Mahmood Mohammed’s experience was similar to that of his classmate, as the nine days turned into a living hell for them.

“I had to deal with hell. It was not an easy task. I had no idea that I would return. They didn’t look after us. I am overjoyed that God has provided me with the opportunity to reunite with my family.

“We are pleased to see the large number of government officials who came out to greet us. This demonstrates their level of concern for us while we were out in the wilderness.

“My decision to return to school is in the hands of my parents, as is the level of concern the government may express about the school’s security,” he said.
‘My son will no longer attend boarding school.’

Some of the students’ parents expressed disappointment that government officials would not allow them to speak with their children, claiming that they had never faced a situation like this before. They vowed that their children would never return to that or any other boarding school.
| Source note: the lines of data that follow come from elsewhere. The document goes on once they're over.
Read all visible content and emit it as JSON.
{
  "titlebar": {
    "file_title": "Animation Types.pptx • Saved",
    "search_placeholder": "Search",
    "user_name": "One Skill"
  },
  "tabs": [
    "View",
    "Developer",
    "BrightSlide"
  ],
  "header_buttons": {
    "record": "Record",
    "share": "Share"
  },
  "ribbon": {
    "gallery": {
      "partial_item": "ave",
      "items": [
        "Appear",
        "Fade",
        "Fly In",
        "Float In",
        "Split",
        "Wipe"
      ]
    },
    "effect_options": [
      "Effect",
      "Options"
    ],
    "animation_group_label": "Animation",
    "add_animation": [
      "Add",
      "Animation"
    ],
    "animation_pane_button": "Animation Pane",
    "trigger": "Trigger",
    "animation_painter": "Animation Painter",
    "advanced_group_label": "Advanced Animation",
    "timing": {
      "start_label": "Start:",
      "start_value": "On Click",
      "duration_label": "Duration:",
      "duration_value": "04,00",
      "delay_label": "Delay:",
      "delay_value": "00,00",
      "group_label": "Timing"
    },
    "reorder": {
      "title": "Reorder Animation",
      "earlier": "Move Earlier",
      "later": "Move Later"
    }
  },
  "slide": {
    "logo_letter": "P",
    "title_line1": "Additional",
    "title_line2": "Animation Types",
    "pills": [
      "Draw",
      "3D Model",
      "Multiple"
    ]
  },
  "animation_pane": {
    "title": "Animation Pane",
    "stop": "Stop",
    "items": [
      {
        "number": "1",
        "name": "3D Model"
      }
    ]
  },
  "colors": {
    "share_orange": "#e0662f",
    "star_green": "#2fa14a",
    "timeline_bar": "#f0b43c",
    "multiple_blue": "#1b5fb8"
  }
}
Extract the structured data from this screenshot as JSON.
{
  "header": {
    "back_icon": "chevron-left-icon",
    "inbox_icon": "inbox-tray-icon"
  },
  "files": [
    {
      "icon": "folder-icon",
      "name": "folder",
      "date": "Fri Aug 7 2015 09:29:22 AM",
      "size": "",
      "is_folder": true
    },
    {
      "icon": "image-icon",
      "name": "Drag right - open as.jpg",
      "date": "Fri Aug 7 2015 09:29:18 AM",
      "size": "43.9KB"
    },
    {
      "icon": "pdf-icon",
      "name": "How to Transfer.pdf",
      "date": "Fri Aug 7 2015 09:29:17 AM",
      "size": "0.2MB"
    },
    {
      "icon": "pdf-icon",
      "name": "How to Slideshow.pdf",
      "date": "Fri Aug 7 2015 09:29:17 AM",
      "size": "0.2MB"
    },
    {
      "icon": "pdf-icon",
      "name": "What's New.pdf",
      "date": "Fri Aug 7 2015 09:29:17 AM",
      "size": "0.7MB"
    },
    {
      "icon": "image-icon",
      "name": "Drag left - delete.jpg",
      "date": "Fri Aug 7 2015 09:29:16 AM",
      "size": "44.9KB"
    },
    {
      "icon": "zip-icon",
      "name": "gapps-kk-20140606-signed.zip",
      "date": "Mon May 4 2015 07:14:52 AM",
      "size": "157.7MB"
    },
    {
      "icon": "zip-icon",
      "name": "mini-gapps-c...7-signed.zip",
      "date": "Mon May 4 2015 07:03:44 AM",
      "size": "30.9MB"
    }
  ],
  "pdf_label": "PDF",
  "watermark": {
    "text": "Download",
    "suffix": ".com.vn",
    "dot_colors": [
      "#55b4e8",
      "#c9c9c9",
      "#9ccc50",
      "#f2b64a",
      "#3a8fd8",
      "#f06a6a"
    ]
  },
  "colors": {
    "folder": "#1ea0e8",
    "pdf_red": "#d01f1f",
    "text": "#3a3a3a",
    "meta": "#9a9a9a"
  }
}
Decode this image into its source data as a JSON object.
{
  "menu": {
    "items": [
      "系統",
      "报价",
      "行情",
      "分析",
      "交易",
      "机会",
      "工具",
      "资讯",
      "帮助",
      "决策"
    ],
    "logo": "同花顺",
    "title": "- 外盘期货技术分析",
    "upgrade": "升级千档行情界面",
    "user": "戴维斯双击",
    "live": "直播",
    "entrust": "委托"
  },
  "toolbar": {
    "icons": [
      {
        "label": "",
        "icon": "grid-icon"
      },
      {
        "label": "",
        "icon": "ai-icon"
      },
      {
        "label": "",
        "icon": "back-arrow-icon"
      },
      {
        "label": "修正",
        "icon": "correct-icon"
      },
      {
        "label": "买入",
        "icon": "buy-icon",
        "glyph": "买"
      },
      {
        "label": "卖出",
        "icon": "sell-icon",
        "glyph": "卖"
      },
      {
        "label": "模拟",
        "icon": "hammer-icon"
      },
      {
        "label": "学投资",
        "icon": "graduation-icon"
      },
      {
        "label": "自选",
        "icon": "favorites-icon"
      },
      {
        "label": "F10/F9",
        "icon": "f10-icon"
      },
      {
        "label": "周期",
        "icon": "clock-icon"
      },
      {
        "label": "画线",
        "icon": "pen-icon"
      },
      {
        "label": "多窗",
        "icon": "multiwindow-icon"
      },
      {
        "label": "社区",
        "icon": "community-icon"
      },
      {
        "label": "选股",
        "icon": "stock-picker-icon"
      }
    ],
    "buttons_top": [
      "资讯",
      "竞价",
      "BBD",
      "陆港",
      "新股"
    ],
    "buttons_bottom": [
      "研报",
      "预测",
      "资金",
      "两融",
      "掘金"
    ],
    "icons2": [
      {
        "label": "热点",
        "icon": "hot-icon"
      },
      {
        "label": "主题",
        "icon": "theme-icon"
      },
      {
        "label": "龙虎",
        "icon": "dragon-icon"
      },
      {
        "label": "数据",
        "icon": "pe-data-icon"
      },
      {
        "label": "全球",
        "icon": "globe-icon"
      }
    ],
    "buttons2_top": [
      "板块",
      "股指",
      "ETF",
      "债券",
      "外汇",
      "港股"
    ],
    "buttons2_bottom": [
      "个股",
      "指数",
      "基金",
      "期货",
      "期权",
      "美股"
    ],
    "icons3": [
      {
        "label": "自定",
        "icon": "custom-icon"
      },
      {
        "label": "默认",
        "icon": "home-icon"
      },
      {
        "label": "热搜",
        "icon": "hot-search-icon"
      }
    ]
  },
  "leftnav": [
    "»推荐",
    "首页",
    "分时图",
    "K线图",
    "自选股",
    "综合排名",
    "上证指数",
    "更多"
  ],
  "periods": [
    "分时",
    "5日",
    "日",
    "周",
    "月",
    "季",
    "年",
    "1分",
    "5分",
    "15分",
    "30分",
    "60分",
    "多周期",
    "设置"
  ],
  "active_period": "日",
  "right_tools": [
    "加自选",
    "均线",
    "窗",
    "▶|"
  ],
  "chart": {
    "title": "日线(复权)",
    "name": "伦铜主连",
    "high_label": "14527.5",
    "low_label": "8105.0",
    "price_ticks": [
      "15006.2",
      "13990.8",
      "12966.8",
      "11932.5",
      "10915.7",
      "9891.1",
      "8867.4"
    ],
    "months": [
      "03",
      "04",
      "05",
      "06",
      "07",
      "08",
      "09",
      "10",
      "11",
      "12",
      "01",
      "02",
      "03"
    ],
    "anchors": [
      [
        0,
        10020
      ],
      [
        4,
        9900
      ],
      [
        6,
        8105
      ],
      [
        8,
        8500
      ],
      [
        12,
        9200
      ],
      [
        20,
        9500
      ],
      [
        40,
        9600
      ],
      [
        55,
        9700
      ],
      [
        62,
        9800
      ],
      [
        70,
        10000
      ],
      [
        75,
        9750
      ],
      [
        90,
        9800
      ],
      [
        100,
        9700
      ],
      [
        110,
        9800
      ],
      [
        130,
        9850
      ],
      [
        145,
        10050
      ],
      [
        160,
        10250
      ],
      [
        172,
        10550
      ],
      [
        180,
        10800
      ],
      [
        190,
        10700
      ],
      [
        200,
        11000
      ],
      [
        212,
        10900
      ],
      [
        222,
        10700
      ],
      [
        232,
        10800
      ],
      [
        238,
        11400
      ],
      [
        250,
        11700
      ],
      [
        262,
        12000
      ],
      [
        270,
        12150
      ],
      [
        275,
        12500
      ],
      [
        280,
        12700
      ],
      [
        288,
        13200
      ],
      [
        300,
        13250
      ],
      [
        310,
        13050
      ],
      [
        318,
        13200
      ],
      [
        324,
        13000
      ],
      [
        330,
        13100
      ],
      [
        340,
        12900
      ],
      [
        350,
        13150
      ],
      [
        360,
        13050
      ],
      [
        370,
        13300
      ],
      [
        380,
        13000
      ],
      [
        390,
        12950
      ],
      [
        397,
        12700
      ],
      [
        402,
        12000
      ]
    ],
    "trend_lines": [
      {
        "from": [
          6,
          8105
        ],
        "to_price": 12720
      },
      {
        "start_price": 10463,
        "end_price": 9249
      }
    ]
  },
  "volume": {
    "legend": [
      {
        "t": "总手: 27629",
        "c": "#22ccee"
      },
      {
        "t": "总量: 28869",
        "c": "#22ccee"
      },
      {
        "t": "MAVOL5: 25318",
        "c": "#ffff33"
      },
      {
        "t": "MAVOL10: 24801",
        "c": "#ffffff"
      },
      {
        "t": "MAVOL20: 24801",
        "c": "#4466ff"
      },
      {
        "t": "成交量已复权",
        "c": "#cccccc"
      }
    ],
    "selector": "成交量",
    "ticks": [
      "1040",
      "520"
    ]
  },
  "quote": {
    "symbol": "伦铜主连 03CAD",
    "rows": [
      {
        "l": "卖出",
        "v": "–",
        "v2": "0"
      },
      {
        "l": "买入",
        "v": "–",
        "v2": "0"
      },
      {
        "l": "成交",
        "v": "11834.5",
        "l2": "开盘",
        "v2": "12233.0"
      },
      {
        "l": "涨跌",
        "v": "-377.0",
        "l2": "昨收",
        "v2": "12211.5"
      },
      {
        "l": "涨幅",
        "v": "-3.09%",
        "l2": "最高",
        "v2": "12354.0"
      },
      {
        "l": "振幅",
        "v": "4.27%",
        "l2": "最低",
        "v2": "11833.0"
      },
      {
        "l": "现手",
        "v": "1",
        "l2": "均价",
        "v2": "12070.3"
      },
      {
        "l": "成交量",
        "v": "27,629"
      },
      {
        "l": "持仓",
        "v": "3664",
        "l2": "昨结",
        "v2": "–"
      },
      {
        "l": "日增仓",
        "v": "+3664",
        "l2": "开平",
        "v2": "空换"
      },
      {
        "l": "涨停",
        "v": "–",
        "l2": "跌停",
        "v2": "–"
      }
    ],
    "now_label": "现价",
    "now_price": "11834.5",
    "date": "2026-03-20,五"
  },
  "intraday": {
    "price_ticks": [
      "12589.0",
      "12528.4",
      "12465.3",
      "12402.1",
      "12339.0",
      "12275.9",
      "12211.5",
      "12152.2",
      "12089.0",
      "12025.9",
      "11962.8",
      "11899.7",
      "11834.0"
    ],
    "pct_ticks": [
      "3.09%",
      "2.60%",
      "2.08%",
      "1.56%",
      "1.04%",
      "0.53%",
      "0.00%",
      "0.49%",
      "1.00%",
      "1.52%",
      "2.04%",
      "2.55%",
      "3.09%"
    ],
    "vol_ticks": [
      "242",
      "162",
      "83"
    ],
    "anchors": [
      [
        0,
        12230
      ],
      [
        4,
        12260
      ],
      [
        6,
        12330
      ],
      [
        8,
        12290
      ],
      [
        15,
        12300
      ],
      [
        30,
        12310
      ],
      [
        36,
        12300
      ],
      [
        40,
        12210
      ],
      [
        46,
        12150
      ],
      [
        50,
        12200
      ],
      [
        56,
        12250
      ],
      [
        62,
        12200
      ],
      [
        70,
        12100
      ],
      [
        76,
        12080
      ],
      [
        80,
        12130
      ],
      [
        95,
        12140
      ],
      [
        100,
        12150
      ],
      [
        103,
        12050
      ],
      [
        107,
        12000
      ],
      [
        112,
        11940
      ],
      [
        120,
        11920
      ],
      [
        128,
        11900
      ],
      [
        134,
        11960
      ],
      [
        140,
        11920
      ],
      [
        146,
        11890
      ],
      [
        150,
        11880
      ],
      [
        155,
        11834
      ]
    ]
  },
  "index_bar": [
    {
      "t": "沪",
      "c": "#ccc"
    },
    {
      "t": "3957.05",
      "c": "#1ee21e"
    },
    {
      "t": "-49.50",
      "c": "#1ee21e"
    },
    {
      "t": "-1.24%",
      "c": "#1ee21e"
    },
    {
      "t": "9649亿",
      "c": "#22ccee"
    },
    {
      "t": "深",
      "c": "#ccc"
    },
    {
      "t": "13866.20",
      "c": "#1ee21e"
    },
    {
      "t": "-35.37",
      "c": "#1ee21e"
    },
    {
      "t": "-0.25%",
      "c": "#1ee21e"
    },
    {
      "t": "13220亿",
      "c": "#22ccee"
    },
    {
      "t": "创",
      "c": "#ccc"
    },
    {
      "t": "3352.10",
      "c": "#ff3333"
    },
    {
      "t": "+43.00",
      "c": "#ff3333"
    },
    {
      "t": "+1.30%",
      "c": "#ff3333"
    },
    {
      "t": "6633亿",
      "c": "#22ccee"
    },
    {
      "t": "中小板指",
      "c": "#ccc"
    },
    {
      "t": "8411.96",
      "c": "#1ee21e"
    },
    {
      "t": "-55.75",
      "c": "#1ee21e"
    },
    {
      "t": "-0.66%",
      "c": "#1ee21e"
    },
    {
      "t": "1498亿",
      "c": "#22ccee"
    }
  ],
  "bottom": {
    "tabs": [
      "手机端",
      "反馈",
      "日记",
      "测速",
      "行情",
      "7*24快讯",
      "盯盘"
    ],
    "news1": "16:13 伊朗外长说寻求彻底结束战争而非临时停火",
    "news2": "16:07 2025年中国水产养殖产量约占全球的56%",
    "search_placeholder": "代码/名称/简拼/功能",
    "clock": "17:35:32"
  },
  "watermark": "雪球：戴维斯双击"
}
Mrs Elizabeth Jonathan, mother of Collins Vincent, an SS2 student, said she didn’t sleep for the entire time the children were held captive.
“I haven’t spoken to him yet, but I saw him and we exchanged waves. I’m grateful to God that he survived. My child will not return to that school, and he will not attend another boarding school,” she declared.

The saviour.

Governor Bello, speaking about the rescue, said one of the students was suffering from extreme exhaustion and was being treated in a hospital. He also mentioned that their health would be monitored for a few days before they were allowed to rejoin their families.


“They have been subjected to excruciating torture. Every step will be studied and reviewed in order to find a long-term solution to the problem.

“There was no ransom paid to get them back. However, because there were so many groups involved, it necessitated a lot of planning. It was a difficult and demanding task, but we are pleased with the end result,” he said.

“It took a lot of courage to go there,” said Ahmed Ibrahim Matane, Secretary to the State Government, who was one of those who went to the forest to talk to the bandits. And it was a matter of life and death when we arrived because anything could have happened. But God, who knew why we were there, saw to it that we were safe.”

He stated that the same method that was used to secure the release of the NSTA victims was also used to secure the release of the students.

“This is something that many people will remember for the rest of their lives. It’s a traumatic experience. They trekked for eight hours and ate only a small amount of food. As a result, you can guess what happened to them,” he explained.